Ludwigsburg: Susanne Mathes (mat)

Ludwigsburg - Eine Kaffeemühle quietscht. Leise klirrt eine Porzellantasse. Ein Glockenspiel lässt Kindheitserinnerungen aufblitzen, Piccoloflöte und Schellentrommel wecken Militärmusik-Assoziationen. Und in der Ferne, so scheint es, rattert eine Dampflok vorbei. Die akustischen Impressionen, die Lyrikerin Rike Scheffler und Klarinettist Claudio Puntin mit Instrumenten und Objekten live auf der Bühne erzeugen, lassen Wegmarken der Ludwigsburger Geschichte anklingen: die Kaffeefabrik, die Porzellanmanufaktur, der Märchengarten, der Militärstandort, der Eisenbahnknoten.

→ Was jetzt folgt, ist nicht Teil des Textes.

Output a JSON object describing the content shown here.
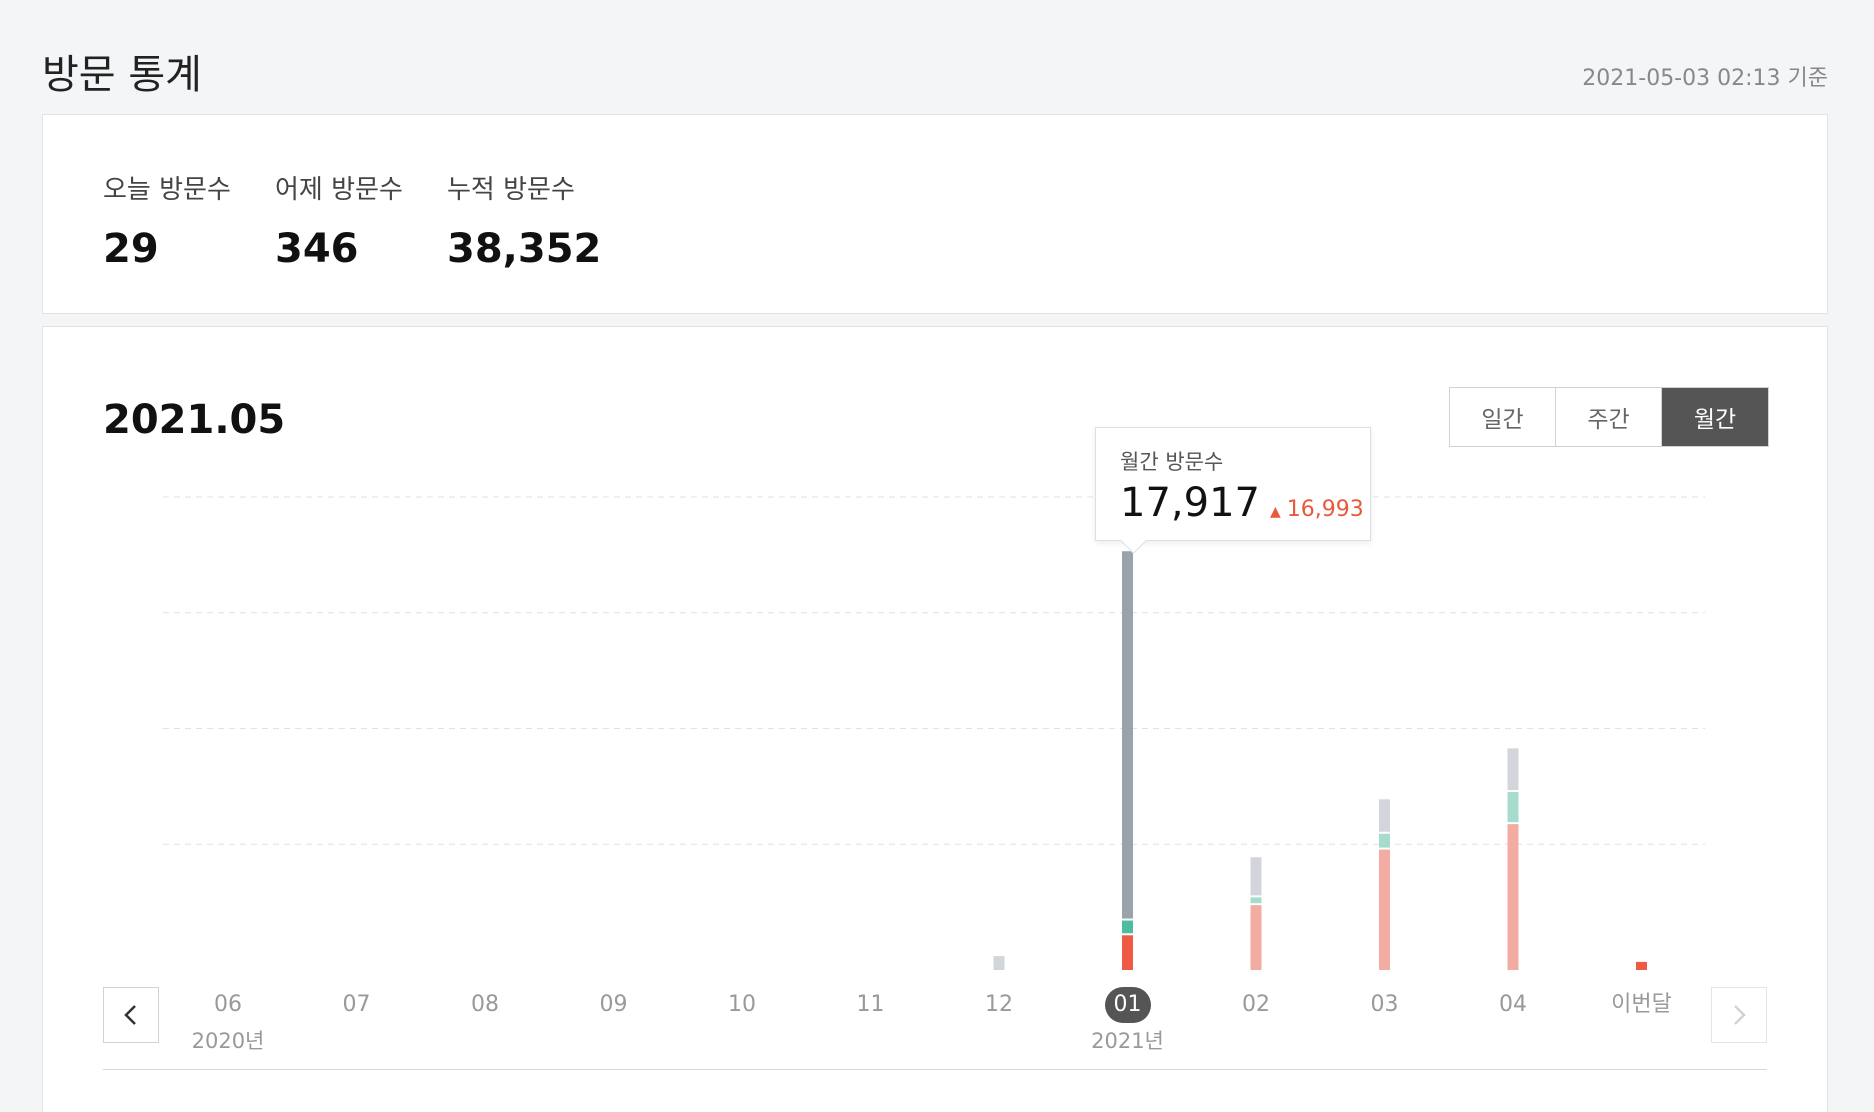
{
  "header": {
    "title": "방문 통계",
    "updated": "2021-05-03 02:13 기준"
  },
  "summary": {
    "today_label": "오늘 방문수",
    "today_value": "29",
    "yesterday_label": "어제 방문수",
    "yesterday_value": "346",
    "total_label": "누적 방문수",
    "total_value": "38,352"
  },
  "chart": {
    "period": "2021.05",
    "tabs": [
      "일간",
      "주간",
      "월간"
    ],
    "active_tab": "월간",
    "tooltip": {
      "label": "월간 방문수",
      "value": "17,917",
      "delta": "16,993"
    },
    "months": [
      "06",
      "07",
      "08",
      "09",
      "10",
      "11",
      "12",
      "01",
      "02",
      "03",
      "04",
      "이번달"
    ],
    "active_month": "01",
    "years": [
      {
        "label": "2020년",
        "month": "06"
      },
      {
        "label": "2021년",
        "month": "01"
      }
    ]
  },
  "chart_data": {
    "type": "bar",
    "stacked": true,
    "categories": [
      "06",
      "07",
      "08",
      "09",
      "10",
      "11",
      "12",
      "01",
      "02",
      "03",
      "04",
      "이번달"
    ],
    "series": [
      {
        "values": [
          0,
          0,
          0,
          0,
          0,
          0,
          0,
          1500,
          2800,
          5200,
          6300,
          350
        ]
      },
      {
        "values": [
          0,
          0,
          0,
          0,
          0,
          0,
          0,
          550,
          250,
          600,
          1300,
          0
        ]
      },
      {
        "values": [
          0,
          0,
          0,
          0,
          0,
          0,
          600,
          15867,
          1650,
          1400,
          1800,
          0
        ]
      }
    ],
    "ylim": [
      0,
      20000
    ],
    "grid": true,
    "colors": {
      "bottom": "#ee5a44",
      "bottom_light": "#f2aca2",
      "middle": "#4dbd9f",
      "middle_light": "#a6dccd",
      "top": "#9aa3ab",
      "top_light": "#d2d5d9"
    },
    "highlight": "01"
  }
}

Sie sind Teil einer Klangcollage, die wiederum Extrakt ist aus den zwei Monaten, die Rike Scheffler als Stadtschreiberin auf Spurensuche war. Bei der Langen Nacht der Poesie gab es das Loop-Poem über Ludwigsburg erstmals zu hören.

 

Hochverdichtet packt Scheffler, Jahrgang 1985, Materialien und Eindrücke zum 300-Jahr-Jubiläums-Motto „Stadt werden“ in die Collage. Sie verwendet Flugblätter, Aufrufe, Gedichte und setzt dabei ganz auf die Wirkmacht und Magie der Sprache, mit der sie feinsinnig experimentiert. Ausgangspunkt ist ein Aufruf Herzog Eberhard Ludwigs zur Ansiedlung, in dem er den „lieben Getreuen“ unter anderem Platz und Baumaterialien „gratis und ohne Entgelt“ zusichert. Ein weiteres spannendes Zeitdokument ist ein Ersuchen der Kaffefabrik Franck an ihre Arbeiter, sich gerade nicht in der Stadt mit ihren „Wirtshäusern und liederlichen Orten“ niederzulassen, sondern auf dem Land, wo auch die Frauen zum Lebensunterhalt beitragen könnten.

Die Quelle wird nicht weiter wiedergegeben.